Confirming the fears of many immigrant families who have declined to step forward and claim children who are being held in detention facilities, a new report shows that more than 40 people have been arrested by Immigration and Customs Enforcement (ICE) after doing just that.

CNN reported Thursday that between July and early September, at least 41 people have been detained after attempting to retrieve their young family members from government-run detention facilities, which are now at 92 percent capacity with more than 13,000 children in custody.

Just 12 of the arrests were of people with criminal records, while 70 percent of those detained were accused only of being undocumented immigrants.

The report comes just after the Health and Human Services Department (HHS) revealed a proposal to reallocate agency funds so that more children can be held in detention centers—as fewer children are being released due to their families' fears of arrest.

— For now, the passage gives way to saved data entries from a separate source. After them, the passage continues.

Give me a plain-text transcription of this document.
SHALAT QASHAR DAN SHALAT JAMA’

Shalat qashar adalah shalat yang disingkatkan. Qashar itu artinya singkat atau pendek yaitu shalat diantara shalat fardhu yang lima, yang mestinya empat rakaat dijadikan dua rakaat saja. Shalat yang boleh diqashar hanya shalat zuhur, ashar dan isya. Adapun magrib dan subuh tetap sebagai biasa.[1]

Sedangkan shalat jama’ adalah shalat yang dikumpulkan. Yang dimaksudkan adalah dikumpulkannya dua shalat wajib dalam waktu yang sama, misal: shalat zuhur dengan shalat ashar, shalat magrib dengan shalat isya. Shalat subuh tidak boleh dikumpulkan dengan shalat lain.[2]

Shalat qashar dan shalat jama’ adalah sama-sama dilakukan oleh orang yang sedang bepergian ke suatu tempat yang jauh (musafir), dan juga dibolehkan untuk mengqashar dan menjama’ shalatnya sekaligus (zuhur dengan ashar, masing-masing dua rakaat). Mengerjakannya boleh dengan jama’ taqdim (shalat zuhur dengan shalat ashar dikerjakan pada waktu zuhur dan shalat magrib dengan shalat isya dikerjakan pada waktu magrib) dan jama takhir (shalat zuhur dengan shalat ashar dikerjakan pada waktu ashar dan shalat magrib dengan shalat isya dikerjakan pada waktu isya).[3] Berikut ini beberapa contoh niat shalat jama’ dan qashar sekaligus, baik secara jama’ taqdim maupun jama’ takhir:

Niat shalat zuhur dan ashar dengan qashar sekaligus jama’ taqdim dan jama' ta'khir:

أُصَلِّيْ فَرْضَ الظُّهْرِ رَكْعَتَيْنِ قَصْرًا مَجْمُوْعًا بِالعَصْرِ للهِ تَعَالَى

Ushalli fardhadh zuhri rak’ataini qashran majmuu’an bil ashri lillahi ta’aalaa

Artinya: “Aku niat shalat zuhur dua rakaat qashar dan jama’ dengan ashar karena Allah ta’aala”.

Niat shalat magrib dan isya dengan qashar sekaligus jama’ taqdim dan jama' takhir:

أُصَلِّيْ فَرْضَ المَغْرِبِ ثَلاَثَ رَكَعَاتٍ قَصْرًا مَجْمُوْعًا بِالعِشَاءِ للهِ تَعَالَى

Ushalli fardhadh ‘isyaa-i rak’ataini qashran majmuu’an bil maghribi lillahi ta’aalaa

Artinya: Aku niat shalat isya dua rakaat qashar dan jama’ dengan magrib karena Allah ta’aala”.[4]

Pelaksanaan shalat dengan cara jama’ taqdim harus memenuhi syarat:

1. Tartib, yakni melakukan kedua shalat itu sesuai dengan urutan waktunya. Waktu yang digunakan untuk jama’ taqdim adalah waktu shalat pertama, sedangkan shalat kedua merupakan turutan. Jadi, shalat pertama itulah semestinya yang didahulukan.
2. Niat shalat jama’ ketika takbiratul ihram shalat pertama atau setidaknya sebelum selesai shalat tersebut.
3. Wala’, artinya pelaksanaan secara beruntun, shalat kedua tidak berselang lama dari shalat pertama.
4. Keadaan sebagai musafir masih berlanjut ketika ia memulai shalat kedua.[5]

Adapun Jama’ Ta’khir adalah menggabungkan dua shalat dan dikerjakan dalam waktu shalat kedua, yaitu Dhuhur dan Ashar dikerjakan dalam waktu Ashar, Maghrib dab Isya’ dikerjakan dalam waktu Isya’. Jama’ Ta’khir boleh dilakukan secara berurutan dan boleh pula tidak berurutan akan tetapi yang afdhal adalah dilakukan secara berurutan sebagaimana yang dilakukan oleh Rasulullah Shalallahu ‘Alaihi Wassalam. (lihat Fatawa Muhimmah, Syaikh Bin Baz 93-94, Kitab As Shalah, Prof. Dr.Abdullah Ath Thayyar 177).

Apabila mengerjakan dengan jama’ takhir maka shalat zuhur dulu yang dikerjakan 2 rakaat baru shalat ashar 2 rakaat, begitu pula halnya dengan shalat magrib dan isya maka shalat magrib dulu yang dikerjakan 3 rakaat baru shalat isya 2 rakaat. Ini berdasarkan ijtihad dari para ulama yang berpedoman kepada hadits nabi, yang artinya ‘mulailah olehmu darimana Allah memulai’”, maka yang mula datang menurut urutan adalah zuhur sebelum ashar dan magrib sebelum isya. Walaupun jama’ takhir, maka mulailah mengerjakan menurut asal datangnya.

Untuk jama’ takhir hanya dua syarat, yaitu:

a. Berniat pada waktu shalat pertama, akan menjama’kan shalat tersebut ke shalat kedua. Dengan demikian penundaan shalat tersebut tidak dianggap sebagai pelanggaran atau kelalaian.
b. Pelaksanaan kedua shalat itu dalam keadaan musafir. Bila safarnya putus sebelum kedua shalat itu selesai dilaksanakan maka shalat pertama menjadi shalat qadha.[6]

This past summer, after being forced to end its practice of separating undocumented children from their parents following international outcry, the Trump administration revealed a new tactic for cracking down on immigrant communities: requiring family members to submit to background checks and finger-printing before detained children could be released into their care.

The new system is a transparent method to find and detain as many undocumented immigrants as possible, critics say—and one that forces HHS to operate as a federal law enforcement agency.

HHS "has a hard enough job to do when they can be focused on being a family-serving organization charged with reuniting children with their family, and when that mission is compromised by making them collect information for the purposes of immigration enforcement, that runs contrary to their primary mission and it's contrary to the best interests of children," Maria Cancian, a former HHS deputy assistant secretary, told CNN.